Miangelbug - posted on 08/02/2009




I technically don't use timeouts for my 16 month old son. Instead I sit him in my lap until I feel he is ready to get down and play again. This means that I have to take that time and sit down with him too though. I don't really have a "time" length that I do it but rather until he is 1.) stopped crying 2.) stopped being fussy/whiny and 3.) Mommy says it's ok to get down. I want him to know that Mommy is the parent and he will get down when I say so. I do explain to him what he did wrong (once he has quieted down enough to actually hear me talk in at a normal talking volume). He usually only misbehaves again if he is tired or thirsty and I haven't taken care of those needs. Good Luck!

Emma - posted on 08/02/2009




My sister used to put her kids in a spare travel cot she had b/c they didn't like the colour. Crazy but true. I usually just put my daughter in her bedroom and she doen't like it b/c she knows it for sleep nothing else.

April - posted on 08/02/2009




My son is 2 years old and he so hyper active, he wont sit still for a time out, we have to hold him there or keep putting him there when he gets up. I go by the age, usually. My son is 2 so he stays there for 2 mins. My daugher is 3 so she stays in the time out for 3 mins and so on. But i didnt' start putting them in time out til they were like 2 years old because I thought anything younger than 1 years old would be too hard being so little and everything, and they are still basically a baby learning before then.

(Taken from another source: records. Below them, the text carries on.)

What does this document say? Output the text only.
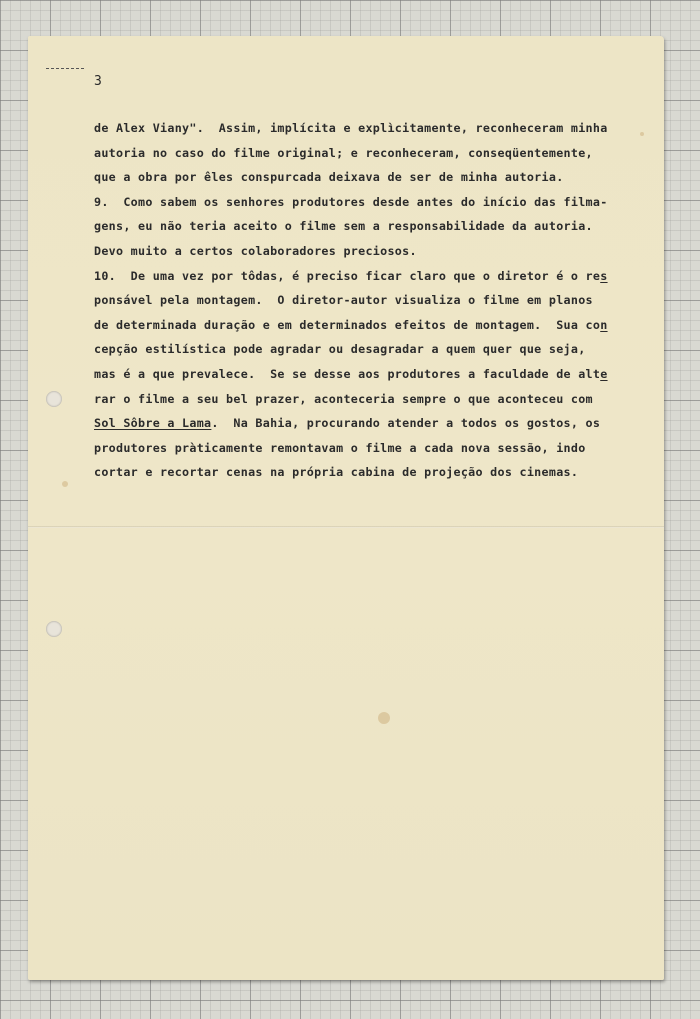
3
de Alex Viany".  Assim, implícita e explìcitamente, reconheceram minha
autoria no caso do filme original; e reconheceram, conseqüentemente,
que a obra por êles conspurcada deixava de ser de minha autoria.
9.  Como sabem os senhores produtores desde antes do início das filma-
gens, eu não teria aceito o filme sem a responsabilidade da autoria.
Devo muito a certos colaboradores preciosos.
10.  De uma vez por tôdas, é preciso ficar claro que o diretor é o res
ponsável pela montagem.  O diretor-autor visualiza o filme em planos
de determinada duração e em determinados efeitos de montagem.  Sua con
cepção estilística pode agradar ou desagradar a quem quer que seja,
mas é a que prevalece.  Se se desse aos produtores a faculdade de alte
rar o filme a seu bel prazer, aconteceria sempre o que aconteceu com
Sol Sôbre a Lama.  Na Bahia, procurando atender a todos os gostos, os
produtores pràticamente remontavam o filme a cada nova sessão, indo
cortar e recortar cenas na própria cabina de projeção dos cinemas.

Or someone told me, if they can't sit still, if they get in trouble, and time outs don't work. Put up the favorite toy or something else for awhile. Something that will get to them for being in trouble to try to get the concept.

Kristen - posted on 08/02/2009




this was a really good question i wasn't to sure if i was doing the right thing or not but i think i do need to do something else with my daughter for time out b/c i put her in a play pen for her time out but i don't think its the right place to be putting her or not i see everyone else is using a chair in the corner so maybe thats what i should do should it be something that she can't get out of on her own or something that she can that one i don't know

Stefanie - posted on 08/02/2009




I'm not sure where you heard that but timeouts do little to no good before age 2.

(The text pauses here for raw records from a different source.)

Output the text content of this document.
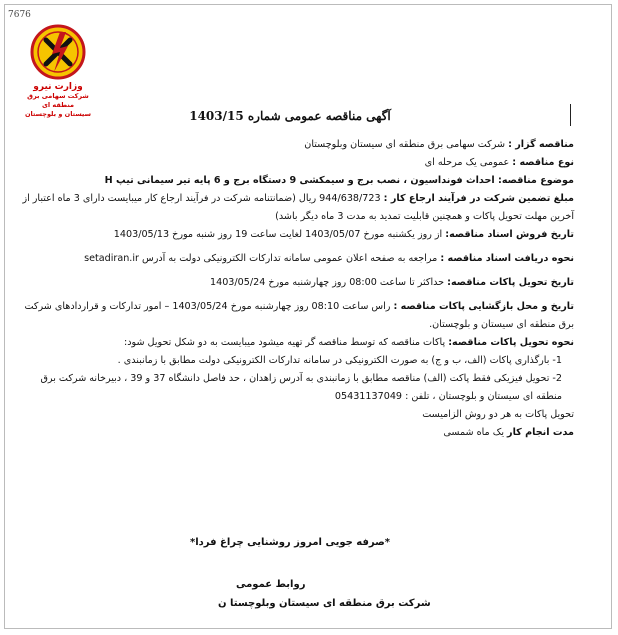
7676
وزارت نیرو
شرکت سهامی برق منطقه ای
سیستان و بلوچستان	آگهی مناقصه عمومی شماره 1403/15

مناقصه گزار : شرکت سهامی برق منطقه ای سیستان وبلوچستان

نوع مناقصه : عمومی یک مرحله ای

موضوع مناقصه: احداث فونداسیون ، نصب برج و سیمکشی 9 دستگاه برج و 6 پایه تیر سیمانی تیپ H

مبلغ تضمین شرکت در فرآیند ارجاع کار : 944/638/723 ریال (ضمانتنامه شرکت در فرآیند ارجاع کار میبایست دارای 3 ماه اعتبار از آخرین مهلت تحویل پاکات و همچنین قابلیت تمدید به مدت 3 ماه دیگر باشد)

تاریخ فروش اسناد مناقصه: از روز یکشنبه مورخ 1403/05/07 لغایت ساعت 19 روز شنبه مورخ 1403/05/13

نحوه دریافت اسناد مناقصه : مراجعه به صفحه اعلان عمومی سامانه تدارکات الکترونیکی دولت به آدرس setadiran.ir

تاریخ تحویل پاکات مناقصه: حداکثر تا ساعت 08:00 روز چهارشنبه مورخ 1403/05/24

تاریخ و محل بازگشایی پاکات مناقصه : راس ساعت 08:10 روز چهارشنبه مورخ 1403/05/24 – امور تدارکات و قراردادهای شرکت برق منطقه ای سیستان و بلوچستان.

نحوه تحویل پاکات مناقصه: پاکات مناقصه که توسط مناقصه گر تهیه میشود میبایست به دو شکل تحویل شود:

1- بارگذاری پاکات (الف، ب و ج) به صورت الکترونیکی در سامانه تدارکات الکترونیکی دولت مطابق با زمانبندی .

2- تحویل فیزیکی فقط پاکت (الف) مناقصه مطابق با زمانبندی به آدرس زاهدان ، حد فاصل دانشگاه 37 و 39 ، دبیرخانه شرکت برق منطقه ای سیستان و بلوچستان ، تلفن : 05431137049

تحویل پاکات به هر دو روش الزامیست

مدت انجام کار یک ماه شمسی

*صرفه جویی امروز روشنایی چراغ فردا*
روابط عمومی
شرکت برق منطقه ای سیستان وبلوچستا ن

Jen - posted on 08/02/2009




We started putting our daughter in time out at 11 months of age. She's 20 months now and I usually put her in time out for a minute and a half. We chose to put her in the hallway so that she can't see the tv (not that she really watches tv) or her toys. She usually cries the whole time, but when her time is up I get down to her level and tell her why she was put in time out. If she was put there for not listening then after her time out I take her hand and ask her to help mommy do whatever it was I asked her to do before hand. The other rule of thumb is that if they get up that you continue to put them back until they sit where you want them too. The time starts over each time. My daughter went through a phase at 17 months where she would keep getting up and kicking and screaming, but she learned that when you are in time out you stay in time out.

Rebecca - posted on 08/02/2009




Yeah, I wouldn't go the crib, you want to keep that as safe place to sleep... It really is hard so young. I believe they do understand what no means, but I don't really think they get the concept of consequence. I'm not even sure that one minute is enough to try to teach such a young child either, it seems a little silly. The only thing I can think of is put a little chair in a corner and get her to sit on it for a minute and then go get her. I'm guessing it will take longer than the minute to get her to stay there and she'll probably be more interested in climbing on the chair than actually thinking about why she's there. Tough one sorry!!

Christin - posted on 08/02/2009




Stay in close proximity to her and keep putting her back as soon as she starts to get up. It won't take her long to catch on. My son is 9 months old and already understands no. We are just starting to use timeouts and he catches on after putting him back a couple of times.